The mayor of the Mangaung metro Olly Mlamleli. Picture: VOIGHT MOKONE

A 17-year-old orphaned boy from Chris Hani location near Bloemfontein says he did not let poverty drive him to crime.

Thapelo Nkgwedi now has a school uniform and furniture after the Mangaung metro municipality and Victorious Faith Ministry heard of his plight.

He told The New Age that since his parents died due to HIV-Aids 12 years ago, he and his sister have struggled to survive alone.

“Even though we did not have anything to eat in the house, I never thought of going to rob people in order to get money. I used to pray like my mother told me to.

“I would like to advise my fellow teenagers to avoid peer pressure.

“Do not commit crime because of an empty stomach or to get fancy clothes, there is still life without committing crime because you will end up in jail,” Nkgwedi said.

He has been living alone in his dilapidated shack after his sister left him.

“God answered my prayers, my life is no longer the same.
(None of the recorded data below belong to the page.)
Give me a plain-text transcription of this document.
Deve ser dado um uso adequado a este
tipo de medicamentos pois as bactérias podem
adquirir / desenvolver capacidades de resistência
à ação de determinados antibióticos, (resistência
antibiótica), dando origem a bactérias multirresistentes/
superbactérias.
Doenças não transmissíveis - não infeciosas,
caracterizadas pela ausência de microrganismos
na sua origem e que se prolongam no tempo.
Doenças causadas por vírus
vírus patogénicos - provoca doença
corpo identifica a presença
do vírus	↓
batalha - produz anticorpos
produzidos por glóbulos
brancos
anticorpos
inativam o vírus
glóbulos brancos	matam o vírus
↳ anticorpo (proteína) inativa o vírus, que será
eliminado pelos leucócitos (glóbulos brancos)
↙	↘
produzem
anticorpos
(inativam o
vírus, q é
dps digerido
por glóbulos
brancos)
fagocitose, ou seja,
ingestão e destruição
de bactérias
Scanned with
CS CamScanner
Had I been involved in gangs and committing crime I would have been dead or in jail.

“Thanks to Mangaung metro mayor Olly Mlamleli and pastor Andries November for changing my life.”

Neighbours have been helpful to the teenager, who is a Grade 11 pupil at Hodisa Technical School, but most days the only meal he has is at school, which is part of the school’s feeding scheme.
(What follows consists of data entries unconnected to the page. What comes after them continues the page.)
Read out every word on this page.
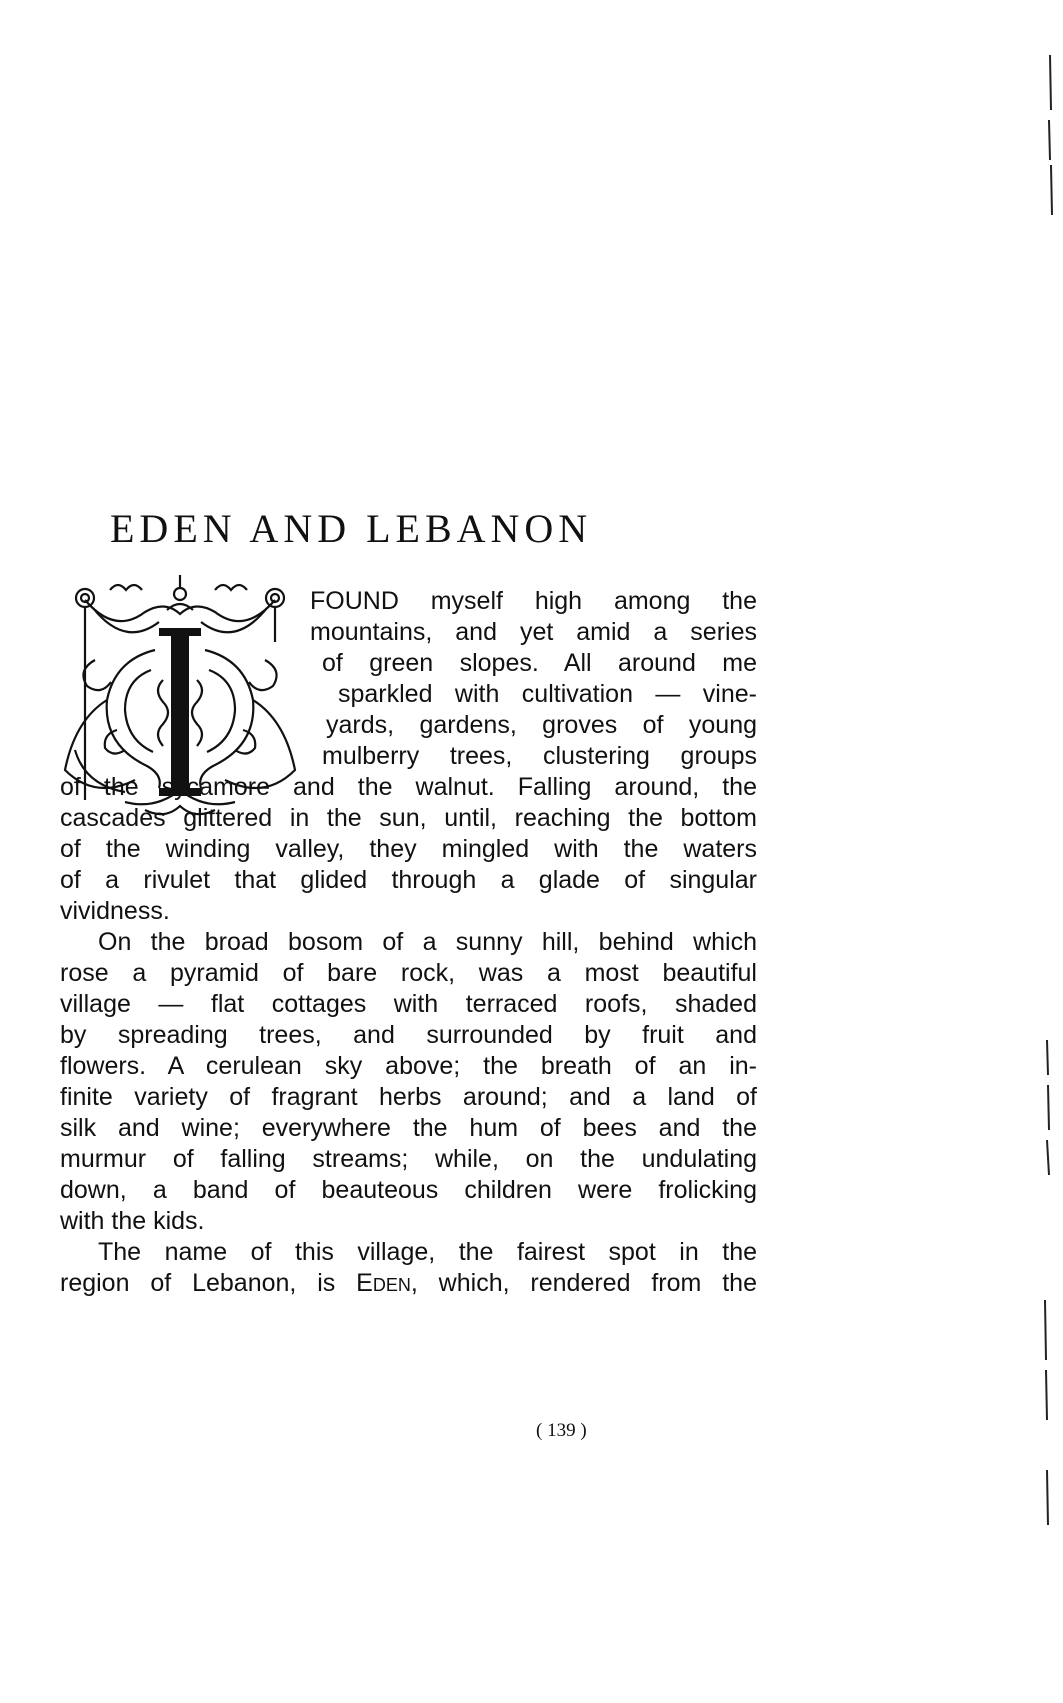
EDEN AND LEBANON
FOUND myself high among the
mountains, and yet amid a series
of green slopes. All around me
sparkled with cultivation — vine-
yards, gardens, groves of young
mulberry trees, clustering groups
of the sycamore and the walnut. Falling around, the
cascades glittered in the sun, until, reaching the bottom
of the winding valley, they mingled with the waters
of a rivulet that glided through a glade of singular
vividness.
On the broad bosom of a sunny hill, behind which
rose a pyramid of bare rock, was a most beautiful
village — flat cottages with terraced roofs, shaded
by spreading trees, and surrounded by fruit and
flowers. A cerulean sky above; the breath of an in-
finite variety of fragrant herbs around; and a land of
silk and wine; everywhere the hum of bees and the
murmur of falling streams; while, on the undulating
down, a band of beauteous children were frolicking
with the kids.
The name of this village, the fairest spot in the
region of Lebanon, is Eden, which, rendered from the
( 139 )
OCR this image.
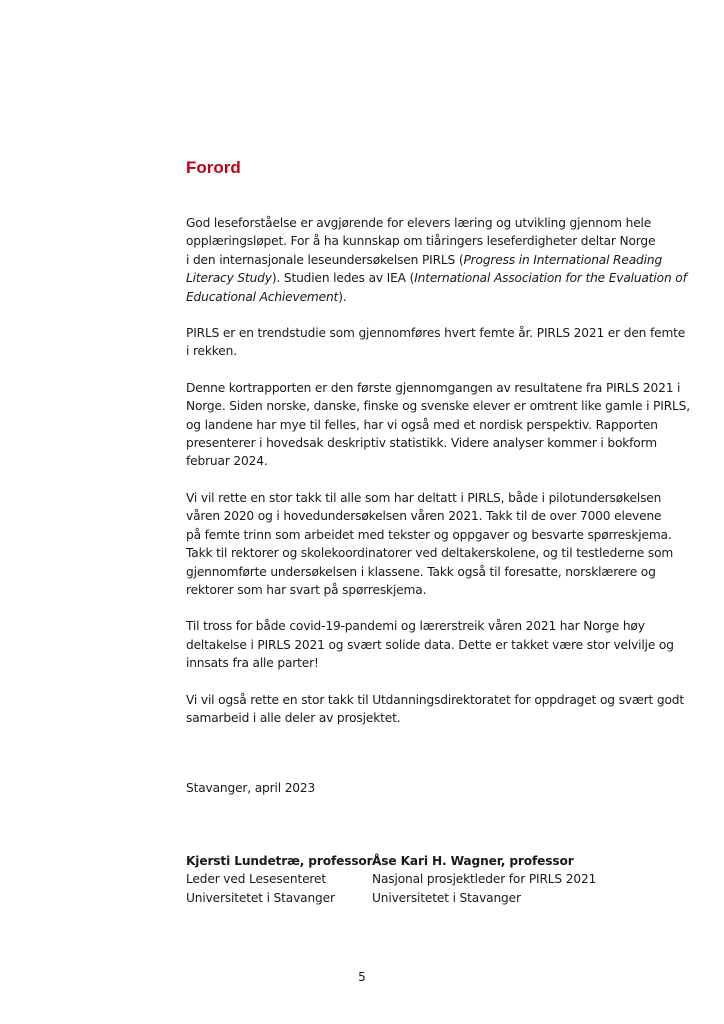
Forord

God leseforståelse er avgjørende for elevers læring og utvikling gjennom hele
opplæringsløpet. For å ha kunnskap om tiåringers leseferdigheter deltar Norge
i den internasjonale leseundersøkelsen PIRLS (Progress in International Reading
Literacy Study). Studien ledes av IEA (International Association for the Evaluation of
Educational Achievement).

PIRLS er en trendstudie som gjennomføres hvert femte år. PIRLS 2021 er den femte
i rekken.

Denne kortrapporten er den første gjennomgangen av resultatene fra PIRLS 2021 i
Norge. Siden norske, danske, finske og svenske elever er omtrent like gamle i PIRLS,
og landene har mye til felles, har vi også med et nordisk perspektiv. Rapporten
presenterer i hovedsak deskriptiv statistikk. Videre analyser kommer i bokform
februar 2024.

Vi vil rette en stor takk til alle som har deltatt i PIRLS, både i pilotundersøkelsen
våren 2020 og i hovedundersøkelsen våren 2021. Takk til de over 7000 elevene
på femte trinn som arbeidet med tekster og oppgaver og besvarte spørreskjema.
Takk til rektorer og skolekoordinatorer ved deltakerskolene, og til testlederne som
gjennomførte undersøkelsen i klassene. Takk også til foresatte, norsklærere og
rektorer som har svart på spørreskjema.

Til tross for både covid-19-pandemi og lærerstreik våren 2021 har Norge høy
deltakelse i PIRLS 2021 og svært solide data. Dette er takket være stor velvilje og
innsats fra alle parter!

Vi vil også rette en stor takk til Utdanningsdirektoratet for oppdraget og svært godt
samarbeid i alle deler av prosjektet.

Stavanger, april 2023

Kjersti Lundetræ, professor
Leder ved Lesesenteret
Universitetet i Stavanger
Åse Kari H. Wagner, professor
Nasjonal prosjektleder for PIRLS 2021
Universitetet i Stavanger
5
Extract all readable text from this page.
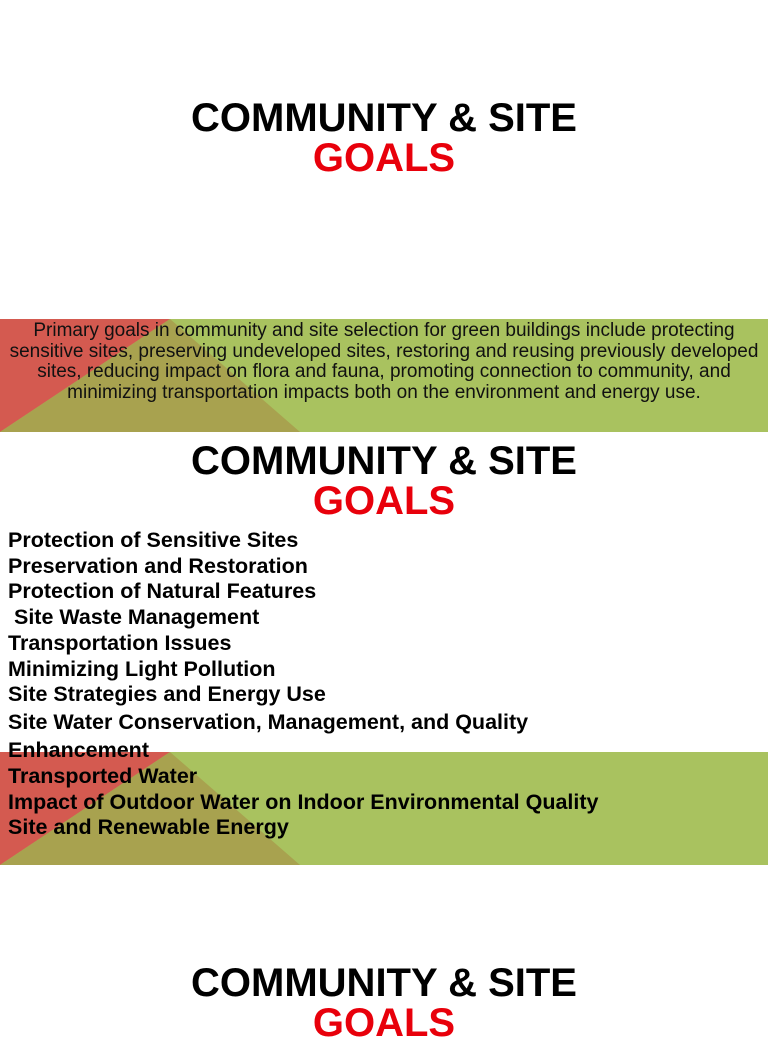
COMMUNITY & SITE
GOALS
Primary goals in community and site selection for green buildings include protecting sensitive sites, preserving undeveloped sites, restoring and reusing previously developed sites, reducing impact on flora and fauna, promoting connection to community, and minimizing transportation impacts both on the environment and energy use.
COMMUNITY & SITE
GOALS
Protection of Sensitive Sites
Preservation and Restoration
Protection of Natural Features
Site Waste Management
Transportation Issues
Minimizing Light Pollution
Site Strategies and Energy Use
Site Water Conservation, Management, and Quality Enhancement
Transported Water
Impact of Outdoor Water on Indoor Environmental Quality
Site and Renewable Energy
COMMUNITY & SITE
GOALS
“I wrote a letter to Mlamleli requesting only the Christmas clothes and a school uniform, but I got more than that, furniture and a shelter from the municipality.”

Mlamleli urged teenagers to be strong and positive like Nkgwedi.

“Despite poverty and the situation that he is living in, he is a fighter. He continued to attend school and kept on succeeding to higher grades,” Mlamleli said.